SMA: Increasing Life Span Through Informed Care and Early Detection

As the search continues for SMA treatments and a cure, MDA is working to help those living with the disease today

Article Highlights:
  • A clinical neuromuscular disease registry, newborn screening for SMA and a family-friendly medical information guide are three areas of focus in MDA’s efforts to improve survival and quality of life for people with SMA.
  • This article is part of a special Quest feature, which includes three additional stories: SMA: Full Speed Ahead, Raising the Voice of the SMA Community and SMA: Personal Stories.
by Amy Madsen on August 29, 2013 - 10:37am

MDA is working to improve life span and quality of life for people with spinal muscular atrophy (SMA). Those efforts include the creation of the MDA clinical neuromuscular disease registry, promotion of newborn screening for SMA and publication of a family friendly version of SMA standard of care guidelines.

MDA clinical neuromuscular disease registry

In early 2013, MDA launched its clinical neuromuscular disease registry, which initially is covering ALS (amyotrophic lateral sclerosis), Duchenne muscular dystrophy and SMA. (Eventually, the registry will be expanded to include other diseases under MDA’s umbrella.)

A registry is a database of information — typically about individuals diagnosed with a specific disease or condition — that enables tracking or measuring of any number of health-related or quality-of-life outcomes. By analyzing registry data, health care treatment — and in turn, health outcomes — can be improved. For example, longevity in people with cystic fibrosis increased by almost 33 percent between 1986 and 2010 with the help of information gleaned from the cystic fibrosis registry.

MDA’s clinician-entered registry (in which information is uploaded by the physician or other clinic team member) is expected to result in a better understanding of the interventions provided at each MDA clinic and how those interventions are connected to health outcomes for people with neuromuscular disease. Ultimately, MDA hopes to use the data collected by the registry to significantly improve survival and quality of life for those with neuromuscular disease, and to help advance clinical trials in these diseases.

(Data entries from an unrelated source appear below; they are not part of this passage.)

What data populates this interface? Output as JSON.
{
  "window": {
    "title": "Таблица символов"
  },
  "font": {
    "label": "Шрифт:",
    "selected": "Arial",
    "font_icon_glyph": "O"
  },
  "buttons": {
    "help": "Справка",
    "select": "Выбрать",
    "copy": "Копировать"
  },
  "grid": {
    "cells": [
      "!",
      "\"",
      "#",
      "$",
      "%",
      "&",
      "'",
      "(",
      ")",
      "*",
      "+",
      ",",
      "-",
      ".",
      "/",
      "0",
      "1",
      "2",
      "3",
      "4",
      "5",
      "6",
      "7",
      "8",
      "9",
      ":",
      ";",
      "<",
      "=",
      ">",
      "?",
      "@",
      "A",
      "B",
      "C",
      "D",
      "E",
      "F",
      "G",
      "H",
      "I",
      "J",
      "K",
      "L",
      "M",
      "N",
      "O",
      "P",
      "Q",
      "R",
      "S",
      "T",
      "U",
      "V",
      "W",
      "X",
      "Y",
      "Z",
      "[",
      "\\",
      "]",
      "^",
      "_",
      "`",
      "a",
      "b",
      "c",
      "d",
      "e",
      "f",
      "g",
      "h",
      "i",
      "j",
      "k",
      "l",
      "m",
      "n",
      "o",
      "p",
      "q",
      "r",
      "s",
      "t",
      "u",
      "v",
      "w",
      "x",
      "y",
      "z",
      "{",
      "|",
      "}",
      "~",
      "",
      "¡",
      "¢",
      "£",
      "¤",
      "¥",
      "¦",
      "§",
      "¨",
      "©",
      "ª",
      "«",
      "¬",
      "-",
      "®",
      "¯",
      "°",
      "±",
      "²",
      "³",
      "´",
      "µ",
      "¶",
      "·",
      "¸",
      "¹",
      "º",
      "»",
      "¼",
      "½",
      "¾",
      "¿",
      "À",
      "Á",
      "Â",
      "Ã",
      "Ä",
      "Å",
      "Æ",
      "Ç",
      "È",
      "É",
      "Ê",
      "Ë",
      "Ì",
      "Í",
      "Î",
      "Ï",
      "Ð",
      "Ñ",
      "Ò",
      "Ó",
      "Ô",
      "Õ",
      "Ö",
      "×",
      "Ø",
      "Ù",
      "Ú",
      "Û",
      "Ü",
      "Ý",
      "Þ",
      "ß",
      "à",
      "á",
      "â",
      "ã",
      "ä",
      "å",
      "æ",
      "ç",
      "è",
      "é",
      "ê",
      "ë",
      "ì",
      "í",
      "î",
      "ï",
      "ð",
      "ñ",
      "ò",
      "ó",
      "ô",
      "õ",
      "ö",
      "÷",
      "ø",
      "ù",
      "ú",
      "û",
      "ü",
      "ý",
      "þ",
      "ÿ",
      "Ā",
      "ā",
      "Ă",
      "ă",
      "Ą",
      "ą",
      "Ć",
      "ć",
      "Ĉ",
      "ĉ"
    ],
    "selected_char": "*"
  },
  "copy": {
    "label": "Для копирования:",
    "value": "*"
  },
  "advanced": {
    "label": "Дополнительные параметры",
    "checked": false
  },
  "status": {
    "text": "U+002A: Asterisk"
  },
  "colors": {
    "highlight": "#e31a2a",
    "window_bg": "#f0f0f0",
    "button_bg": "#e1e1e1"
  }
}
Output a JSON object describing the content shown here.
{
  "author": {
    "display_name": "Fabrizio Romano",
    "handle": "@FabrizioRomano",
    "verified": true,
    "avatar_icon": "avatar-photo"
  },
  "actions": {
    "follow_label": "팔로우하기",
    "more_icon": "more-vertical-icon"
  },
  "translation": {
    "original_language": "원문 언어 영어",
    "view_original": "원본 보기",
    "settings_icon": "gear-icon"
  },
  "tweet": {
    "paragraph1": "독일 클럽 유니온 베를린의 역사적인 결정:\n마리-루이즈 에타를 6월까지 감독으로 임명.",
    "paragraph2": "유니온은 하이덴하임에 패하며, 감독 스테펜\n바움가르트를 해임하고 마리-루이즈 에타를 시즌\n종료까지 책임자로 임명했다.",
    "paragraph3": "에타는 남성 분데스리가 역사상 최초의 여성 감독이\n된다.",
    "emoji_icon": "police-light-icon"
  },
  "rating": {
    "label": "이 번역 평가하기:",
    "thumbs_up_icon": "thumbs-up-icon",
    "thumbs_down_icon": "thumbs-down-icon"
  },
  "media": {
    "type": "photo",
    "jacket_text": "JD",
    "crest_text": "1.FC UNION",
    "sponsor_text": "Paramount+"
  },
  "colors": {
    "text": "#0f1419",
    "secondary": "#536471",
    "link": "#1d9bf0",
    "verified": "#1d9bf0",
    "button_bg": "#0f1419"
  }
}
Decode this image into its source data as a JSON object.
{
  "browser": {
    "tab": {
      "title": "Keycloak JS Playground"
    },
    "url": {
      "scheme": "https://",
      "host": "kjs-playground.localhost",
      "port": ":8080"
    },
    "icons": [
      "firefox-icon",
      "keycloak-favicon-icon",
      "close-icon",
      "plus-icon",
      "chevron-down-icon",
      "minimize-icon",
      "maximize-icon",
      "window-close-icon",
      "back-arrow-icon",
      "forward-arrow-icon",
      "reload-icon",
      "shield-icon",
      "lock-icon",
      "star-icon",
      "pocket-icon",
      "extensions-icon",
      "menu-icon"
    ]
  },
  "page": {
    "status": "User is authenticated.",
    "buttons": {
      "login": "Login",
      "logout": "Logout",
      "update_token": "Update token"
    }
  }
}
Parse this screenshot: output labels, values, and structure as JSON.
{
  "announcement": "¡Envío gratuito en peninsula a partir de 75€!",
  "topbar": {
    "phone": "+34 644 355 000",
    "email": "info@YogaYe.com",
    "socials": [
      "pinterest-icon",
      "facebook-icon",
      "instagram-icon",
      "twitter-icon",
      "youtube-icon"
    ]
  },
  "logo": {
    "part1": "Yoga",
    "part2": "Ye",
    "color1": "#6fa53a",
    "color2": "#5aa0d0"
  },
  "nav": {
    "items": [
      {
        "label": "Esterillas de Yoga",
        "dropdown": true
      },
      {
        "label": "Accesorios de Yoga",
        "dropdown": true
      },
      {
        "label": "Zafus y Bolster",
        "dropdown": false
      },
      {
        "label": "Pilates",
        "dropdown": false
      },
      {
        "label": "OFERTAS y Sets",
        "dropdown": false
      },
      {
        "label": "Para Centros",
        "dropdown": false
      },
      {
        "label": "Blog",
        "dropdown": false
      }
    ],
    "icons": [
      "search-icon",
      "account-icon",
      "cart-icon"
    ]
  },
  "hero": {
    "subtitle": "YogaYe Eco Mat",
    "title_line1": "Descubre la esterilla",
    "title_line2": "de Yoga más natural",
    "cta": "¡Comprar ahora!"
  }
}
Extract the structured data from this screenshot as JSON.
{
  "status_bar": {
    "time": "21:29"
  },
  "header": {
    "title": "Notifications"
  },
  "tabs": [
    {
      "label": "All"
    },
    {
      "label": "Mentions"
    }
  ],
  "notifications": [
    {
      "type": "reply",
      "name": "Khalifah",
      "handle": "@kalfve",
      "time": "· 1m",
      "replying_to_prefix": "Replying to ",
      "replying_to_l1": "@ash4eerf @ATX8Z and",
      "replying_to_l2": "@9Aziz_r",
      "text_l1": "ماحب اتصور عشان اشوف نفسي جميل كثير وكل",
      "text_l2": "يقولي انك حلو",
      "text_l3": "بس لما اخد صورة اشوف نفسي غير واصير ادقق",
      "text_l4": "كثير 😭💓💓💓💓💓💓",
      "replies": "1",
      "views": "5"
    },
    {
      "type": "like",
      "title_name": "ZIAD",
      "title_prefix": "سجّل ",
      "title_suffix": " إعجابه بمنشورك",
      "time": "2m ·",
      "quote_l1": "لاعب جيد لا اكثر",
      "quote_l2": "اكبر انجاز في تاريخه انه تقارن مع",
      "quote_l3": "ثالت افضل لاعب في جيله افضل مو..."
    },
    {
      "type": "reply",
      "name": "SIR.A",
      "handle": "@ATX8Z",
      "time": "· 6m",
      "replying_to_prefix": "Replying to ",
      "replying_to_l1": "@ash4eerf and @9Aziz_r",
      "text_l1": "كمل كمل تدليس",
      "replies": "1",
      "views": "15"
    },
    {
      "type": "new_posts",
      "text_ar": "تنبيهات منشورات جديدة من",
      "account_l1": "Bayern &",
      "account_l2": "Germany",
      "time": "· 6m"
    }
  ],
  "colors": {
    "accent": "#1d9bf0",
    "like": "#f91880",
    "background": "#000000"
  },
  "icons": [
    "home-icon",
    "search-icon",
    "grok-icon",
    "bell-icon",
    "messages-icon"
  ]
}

SMA, ALS and DMD were chosen to be the initial diseases included in the MDA registry because there currently are a number of experimental therapies in development to address them, and because government-funded working groups have identified and standardized the information that is important to collect in clinical trials for these three diseases. In addition, there are formal “standards of care” for individuals with these diseases.

SMA standards of care

The Patient Advisory Group of the International Coordinating Committee for SMA Clinical Trials (which includes MDA, Families of SMA, Fight SMA and the SMA Foundation) in 2009 published a family friendly version of a consensus statement on care originally designed for physicians and published in August 2007 in the Journal of Child Neurology.

The family guide for SMA contains practical medical information that can be used as the basis for discussions with family doctors and health care teams.

Topics include confirming the diagnosis of SMA; managing breathing; managing eating and nutrition; managing movement and daily activities; and preparing for illness.

SMA newborn screening efforts

Evidence suggests that treatment administered in the earliest stages of the disease may lead to the best outcomes in SMA, highlighting the need for early and definitive diagnosis.

MDA is working to ensure that newborn screening for SMA can be implemented as soon as possible after an effective SMA treatment is approved. Newborn screening refers to the standard practice of screening all babies born within U.S. hospitals for certain diseases that can be detected at birth through a blood test.

MDA worked closely with policymakers to create House bill 1281 — the Newborn Screening Saves Lives Reauthorization Act — which reauthorizes critical federal programs that provide assistance to states to improve and expand their newborn screening programs. The act also reauthorizes the Discretionary Advisory Committee on Heritable Disorders in Newborns and Children, a group that creates and maintains a list of recommendations on newborn screening and which conditions should be included.